Tumblr’s Data Sharing Raises Concerns About AI Training
Tumblr, the popular microblogging platform, is facing scrutiny after reports emerged that its parent company, Auttomatic, is selling user data to assist in training artificial intelligence (AI) models. The data is reportedly being provided to OpenAI and Midjourney for AI training purposes.
Auttomatic’s Response and Policies
In response to the reports, Auttomatic released a public blog post addressing the matter. The company clarified that while their sites currently block AI crawlers, they plan to share data with AI companies in the future. However, users will have the option to opt out of this data sharing, ensuring control and privacy.
The blog post emphasized Auttomatic’s commitment to respecting users’ preferences regarding attribution, opt-outs, and control over their data. Despite this assurance, concerns have been raised regarding the handling of user data and potential privacy implications.
Internal Messages and Content Compilation
Reports from 404 Media revealed internal communications within Auttomatic discussing the compilation of posts from 2014 to 2023 for AI training. Employees were reportedly tasked with gathering posts, including those from deleted or suspended blogs, private posts on public blogs, and private answers from the “Ask” function.
Notably, the report highlighted instances where content marked as NSFW or “mature” was included, despite guidelines prohibiting such inclusion. Tumblr’s evolving content policies, particularly regarding nudity and sexually explicit material, have added complexity to the data compilation process.
Impact on AI and User Content
The decision to provide user-generated content for AI training has sparked concerns among Tumblr users, particularly those who value the platform for its diverse and niche communities. The prospect of personal writings, photography, and artwork being used to train AI algorithms has raised privacy and ethical considerations.

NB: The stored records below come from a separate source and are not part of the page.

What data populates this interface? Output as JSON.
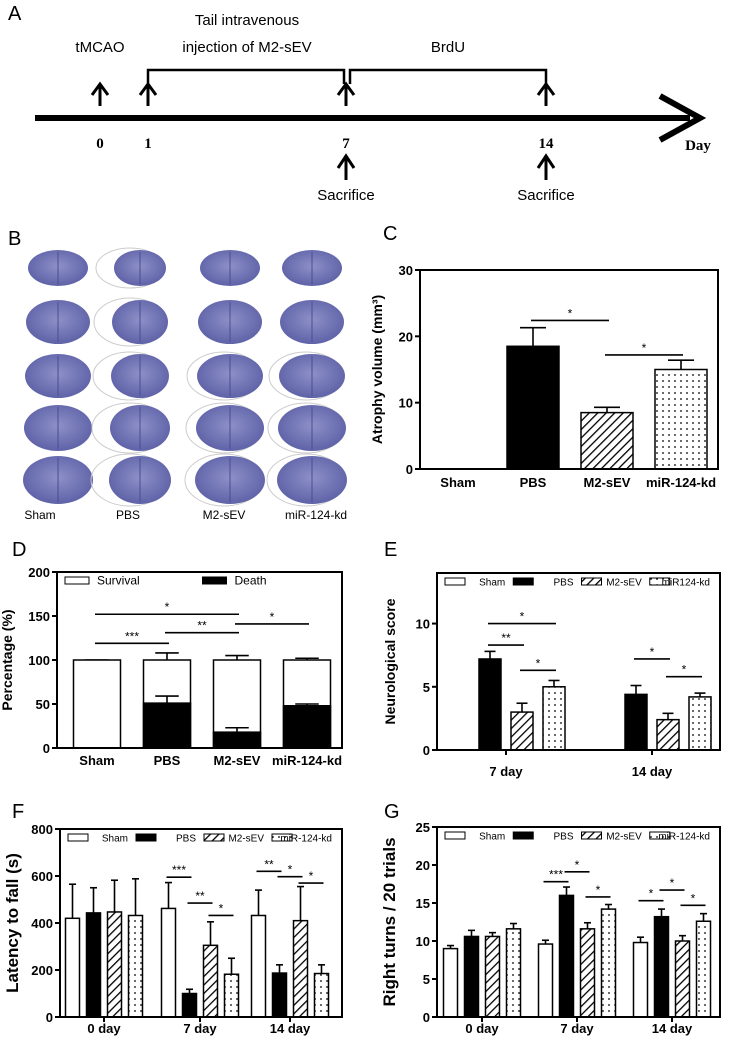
{
  "panel_a": {
    "label": "A",
    "event_tmcao": "tMCAO",
    "bracket1_line1": "Tail intravenous",
    "bracket1_line2": "injection of M2-sEV",
    "bracket2": "BrdU",
    "ticks": [
      "0",
      "1",
      "7",
      "14"
    ],
    "axis_label": "Day",
    "sacrifice": "Sacrifice"
  },
  "panel_b": {
    "label": "B",
    "columns": [
      "Sham",
      "PBS",
      "M2-sEV",
      "miR-124-kd"
    ],
    "rows": 5
  },
  "colors": {
    "ink": "#000000",
    "brain_stain": "#6b6fb0",
    "background": "#ffffff"
  },
  "chart_data": [
    {
      "panel": "C",
      "type": "bar",
      "categories": [
        "Sham",
        "PBS",
        "M2-sEV",
        "miR-124-kd"
      ],
      "values": [
        0,
        18.5,
        8.5,
        15.0
      ],
      "error_upper": [
        0,
        21.3,
        9.3,
        16.4
      ],
      "fills": [
        "white",
        "black",
        "hatch",
        "dots"
      ],
      "ylabel": "Atrophy volume (mm³)",
      "ylim": [
        0,
        30
      ],
      "yticks": [
        0,
        10,
        20,
        30
      ],
      "significance": [
        {
          "from": 1,
          "to": 2,
          "y": 22.4,
          "label": "*"
        },
        {
          "from": 2,
          "to": 3,
          "y": 17.2,
          "label": "*"
        }
      ]
    },
    {
      "panel": "D",
      "type": "stacked-bar",
      "categories": [
        "Sham",
        "PBS",
        "M2-sEV",
        "miR-124-kd"
      ],
      "series": [
        {
          "name": "Survival",
          "fill": "white",
          "values": [
            100,
            100,
            100,
            100
          ],
          "error_upper": [
            100,
            108,
            105,
            102
          ]
        },
        {
          "name": "Death",
          "fill": "black",
          "values": [
            0,
            51,
            18,
            48
          ],
          "error_upper": [
            0,
            59,
            23,
            50
          ]
        }
      ],
      "ylabel": "Percentage (%)",
      "ylim": [
        0,
        200
      ],
      "yticks": [
        0,
        50,
        100,
        150,
        200
      ],
      "legend": "top-left",
      "significance": [
        {
          "from": 0,
          "to": 1,
          "y": 119,
          "label": "***"
        },
        {
          "from": 1,
          "to": 2,
          "y": 131,
          "label": "**"
        },
        {
          "from": 0,
          "to": 2,
          "y": 152,
          "label": "*"
        },
        {
          "from": 2,
          "to": 3,
          "y": 141,
          "label": "*"
        }
      ]
    },
    {
      "panel": "E",
      "type": "grouped-bar",
      "categories": [
        "7 day",
        "14 day"
      ],
      "series": [
        {
          "name": "Sham",
          "fill": "white",
          "values": [
            0,
            0
          ],
          "error_upper": [
            0,
            0
          ]
        },
        {
          "name": "PBS",
          "fill": "black",
          "values": [
            7.2,
            4.4
          ],
          "error_upper": [
            7.8,
            5.1
          ]
        },
        {
          "name": "M2-sEV",
          "fill": "hatch",
          "values": [
            3.0,
            2.4
          ],
          "error_upper": [
            3.7,
            2.9
          ]
        },
        {
          "name": "miR124-kd",
          "fill": "dots",
          "values": [
            5.0,
            4.2
          ],
          "error_upper": [
            5.5,
            4.5
          ]
        }
      ],
      "ylabel": "Neurological score",
      "ylim": [
        0,
        14
      ],
      "yticks": [
        0,
        5,
        10
      ],
      "legend": "top",
      "significance": [
        {
          "group": 0,
          "from": 1,
          "to": 2,
          "y": 8.3,
          "label": "**"
        },
        {
          "group": 0,
          "from": 1,
          "to": 3,
          "y": 10.0,
          "label": "*"
        },
        {
          "group": 0,
          "from": 2,
          "to": 3,
          "y": 6.3,
          "label": "*"
        },
        {
          "group": 1,
          "from": 1,
          "to": 2,
          "y": 7.2,
          "label": "*"
        },
        {
          "group": 1,
          "from": 2,
          "to": 3,
          "y": 5.8,
          "label": "*"
        }
      ]
    },
    {
      "panel": "F",
      "type": "grouped-bar",
      "categories": [
        "0 day",
        "7 day",
        "14 day"
      ],
      "series": [
        {
          "name": "Sham",
          "fill": "white",
          "values": [
            420,
            462,
            432
          ],
          "error_upper": [
            565,
            572,
            540
          ]
        },
        {
          "name": "PBS",
          "fill": "black",
          "values": [
            443,
            100,
            187
          ],
          "error_upper": [
            550,
            118,
            222
          ]
        },
        {
          "name": "M2-sEV",
          "fill": "hatch",
          "values": [
            447,
            305,
            410
          ],
          "error_upper": [
            582,
            405,
            555
          ]
        },
        {
          "name": "miR-124-kd",
          "fill": "dots",
          "values": [
            432,
            182,
            185
          ],
          "error_upper": [
            588,
            250,
            222
          ]
        }
      ],
      "ylabel": "Latency to fall (s)",
      "ylim": [
        0,
        800
      ],
      "yticks": [
        0,
        200,
        400,
        600,
        800
      ],
      "legend": "top",
      "significance": [
        {
          "group": 1,
          "from": 0,
          "to": 1,
          "y": 595,
          "label": "***"
        },
        {
          "group": 1,
          "from": 1,
          "to": 2,
          "y": 485,
          "label": "**"
        },
        {
          "group": 1,
          "from": 2,
          "to": 3,
          "y": 432,
          "label": "*"
        },
        {
          "group": 2,
          "from": 0,
          "to": 1,
          "y": 620,
          "label": "**"
        },
        {
          "group": 2,
          "from": 1,
          "to": 2,
          "y": 597,
          "label": "*"
        },
        {
          "group": 2,
          "from": 2,
          "to": 3,
          "y": 570,
          "label": "*"
        }
      ]
    },
    {
      "panel": "G",
      "type": "grouped-bar",
      "categories": [
        "0 day",
        "7 day",
        "14 day"
      ],
      "series": [
        {
          "name": "Sham",
          "fill": "white",
          "values": [
            9.0,
            9.6,
            9.8
          ],
          "error_upper": [
            9.4,
            10.1,
            10.5
          ]
        },
        {
          "name": "PBS",
          "fill": "black",
          "values": [
            10.6,
            16.0,
            13.2
          ],
          "error_upper": [
            11.4,
            17.1,
            14.2
          ]
        },
        {
          "name": "M2-sEV",
          "fill": "hatch",
          "values": [
            10.6,
            11.6,
            10.0
          ],
          "error_upper": [
            11.1,
            12.4,
            10.7
          ]
        },
        {
          "name": "miR-124-kd",
          "fill": "dots",
          "values": [
            11.6,
            14.2,
            12.6
          ],
          "error_upper": [
            12.3,
            14.8,
            13.6
          ]
        }
      ],
      "ylabel": "Right turns / 20 trials",
      "ylim": [
        0,
        25
      ],
      "yticks": [
        0,
        5,
        10,
        15,
        20,
        25
      ],
      "legend": "top",
      "significance": [
        {
          "group": 1,
          "from": 0,
          "to": 1,
          "y": 17.8,
          "label": "***"
        },
        {
          "group": 1,
          "from": 1,
          "to": 2,
          "y": 19.1,
          "label": "*"
        },
        {
          "group": 1,
          "from": 2,
          "to": 3,
          "y": 15.8,
          "label": "*"
        },
        {
          "group": 2,
          "from": 0,
          "to": 1,
          "y": 15.3,
          "label": "*"
        },
        {
          "group": 2,
          "from": 1,
          "to": 2,
          "y": 16.7,
          "label": "*"
        },
        {
          "group": 2,
          "from": 2,
          "to": 3,
          "y": 14.7,
          "label": "*"
        }
      ]
    }
  ]
}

Similar data-sharing arrangements exist on other social platforms, with Reddit licensing its data to Google for AI training, and Facebook and Instagram utilizing user data for internal AI tools. However, the practice remains contentious, as users grapple with the implications of their content contributing to AI development.
The Quirky Side of Tumblr and AI Training
Tumblr’s unique community and content landscape, characterized by its eclectic mix of fandoms and niche interests, pose interesting challenges and opportunities for AI training. The platform’s diverse array of content, including fanfiction and artwork, presents rich and varied data for AI models.
While the idea of AI encountering unconventional content, such as fanfiction featuring characters like Sonic and Tails, may seem amusing, it underscores the broader implications of AI training using user-generated content.
As discussions surrounding data privacy and AI ethics continue, platforms like Tumblr face pressure to balance innovation with user trust and privacy protection.